Korean spice viburnum
Rose-glow barberry
dwarf globe blue spruce
6 icee blue ground-cover junipers
dwarf Japanese garden juniper
garnet Japanese maple tree
2 Holmstrup eastern arborvitae
Blue Mist spirea
Bushy Blue Bell clematis
The President clematis
Gipsy Queen clematis
Etoile Violette clematis
purpleleaf sand cherry
3 gro-low fragrant sumac
Wentworth American Cranberrybush
5 Frosty potentilla
Harry Lauder's Walking Stick (contorted hazelnut)
Isanti dogwood (for the wonderful red stems in winter)
Flower Carpet Appleblossom Rose
3 Green Velvet Boxwood
3 Ebony Knight Mondo Grass

Also dozens of perennials - daylilies, 3 kinds of geraniums, blue clips, Irish moss, purple coral bells, bleeding hearts, variegated spurge, sedums, creeping phlox, 4 kinds of hostas, tiarellas, and about 30 new types of iris.
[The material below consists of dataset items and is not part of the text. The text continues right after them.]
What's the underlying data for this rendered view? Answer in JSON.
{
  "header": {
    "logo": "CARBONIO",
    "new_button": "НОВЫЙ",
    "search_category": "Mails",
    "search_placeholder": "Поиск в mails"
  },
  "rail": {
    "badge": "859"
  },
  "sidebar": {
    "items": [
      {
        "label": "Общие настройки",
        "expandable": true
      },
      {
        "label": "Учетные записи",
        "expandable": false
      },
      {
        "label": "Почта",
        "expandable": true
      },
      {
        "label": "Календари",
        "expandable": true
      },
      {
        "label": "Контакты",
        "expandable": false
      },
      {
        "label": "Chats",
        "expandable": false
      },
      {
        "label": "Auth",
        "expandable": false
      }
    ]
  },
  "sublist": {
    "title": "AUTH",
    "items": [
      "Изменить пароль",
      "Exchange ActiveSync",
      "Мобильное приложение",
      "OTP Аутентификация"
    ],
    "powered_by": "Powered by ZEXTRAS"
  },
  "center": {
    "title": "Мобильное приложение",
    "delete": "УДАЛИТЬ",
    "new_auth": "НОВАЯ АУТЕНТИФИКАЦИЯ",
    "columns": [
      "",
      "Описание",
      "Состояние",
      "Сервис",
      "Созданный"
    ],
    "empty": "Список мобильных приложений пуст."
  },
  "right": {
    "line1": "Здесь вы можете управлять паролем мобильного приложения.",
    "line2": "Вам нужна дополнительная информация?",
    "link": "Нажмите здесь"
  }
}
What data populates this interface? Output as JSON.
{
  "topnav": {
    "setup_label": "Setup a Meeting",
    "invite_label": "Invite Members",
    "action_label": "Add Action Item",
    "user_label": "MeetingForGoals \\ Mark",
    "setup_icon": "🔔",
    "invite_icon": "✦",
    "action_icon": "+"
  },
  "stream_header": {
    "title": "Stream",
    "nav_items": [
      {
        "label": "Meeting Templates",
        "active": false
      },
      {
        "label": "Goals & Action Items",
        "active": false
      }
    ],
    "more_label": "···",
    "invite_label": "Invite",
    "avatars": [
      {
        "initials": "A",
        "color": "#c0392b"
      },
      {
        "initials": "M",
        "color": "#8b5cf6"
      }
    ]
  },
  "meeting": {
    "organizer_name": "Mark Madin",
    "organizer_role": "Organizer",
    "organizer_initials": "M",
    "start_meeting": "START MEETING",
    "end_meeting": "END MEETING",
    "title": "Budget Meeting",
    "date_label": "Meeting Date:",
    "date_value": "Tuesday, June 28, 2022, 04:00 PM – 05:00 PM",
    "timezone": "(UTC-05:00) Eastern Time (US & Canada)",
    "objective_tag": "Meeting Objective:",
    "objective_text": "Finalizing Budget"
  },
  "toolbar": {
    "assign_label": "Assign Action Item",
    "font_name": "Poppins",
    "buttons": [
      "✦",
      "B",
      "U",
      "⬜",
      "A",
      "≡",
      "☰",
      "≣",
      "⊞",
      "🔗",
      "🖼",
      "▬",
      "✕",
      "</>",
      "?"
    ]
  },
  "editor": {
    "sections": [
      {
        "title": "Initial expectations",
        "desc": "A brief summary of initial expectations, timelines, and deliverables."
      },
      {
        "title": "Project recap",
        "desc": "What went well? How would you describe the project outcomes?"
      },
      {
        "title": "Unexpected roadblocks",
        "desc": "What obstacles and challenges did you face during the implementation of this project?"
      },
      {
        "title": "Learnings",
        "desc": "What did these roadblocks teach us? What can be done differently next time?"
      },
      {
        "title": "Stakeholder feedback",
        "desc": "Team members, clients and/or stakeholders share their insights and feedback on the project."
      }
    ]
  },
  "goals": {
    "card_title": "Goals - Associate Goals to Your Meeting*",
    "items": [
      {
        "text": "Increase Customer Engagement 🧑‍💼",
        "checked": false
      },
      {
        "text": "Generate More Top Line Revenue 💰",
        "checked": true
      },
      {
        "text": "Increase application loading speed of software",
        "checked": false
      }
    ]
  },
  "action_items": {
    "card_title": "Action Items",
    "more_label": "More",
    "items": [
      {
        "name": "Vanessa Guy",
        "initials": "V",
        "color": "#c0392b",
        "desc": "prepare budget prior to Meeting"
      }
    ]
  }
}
I'm hoping to plant the last of the iris this weekend, and next weekend I can start moving daylilies from the shady spot they're currently inhabiting into the new front yard garden.

I had hoped to redesign and replant the North end of the oldest garden this summer, but I don't think it's going to happen. Perhaps I'll do the design work over the winter and take a week of vacation in the spring to do the digging and planting.

Most of the other gardens have been easy to care for this year - the shade garden and the sunny corner garden need minimal weeding and occasional dead-heading. The herb garden is weedy and out of control, and needs a complete redesign. That's another project for next summer.

And I really enjoy sitting on the patio, watching the birds and butterflies and bees, and looking at the gardens.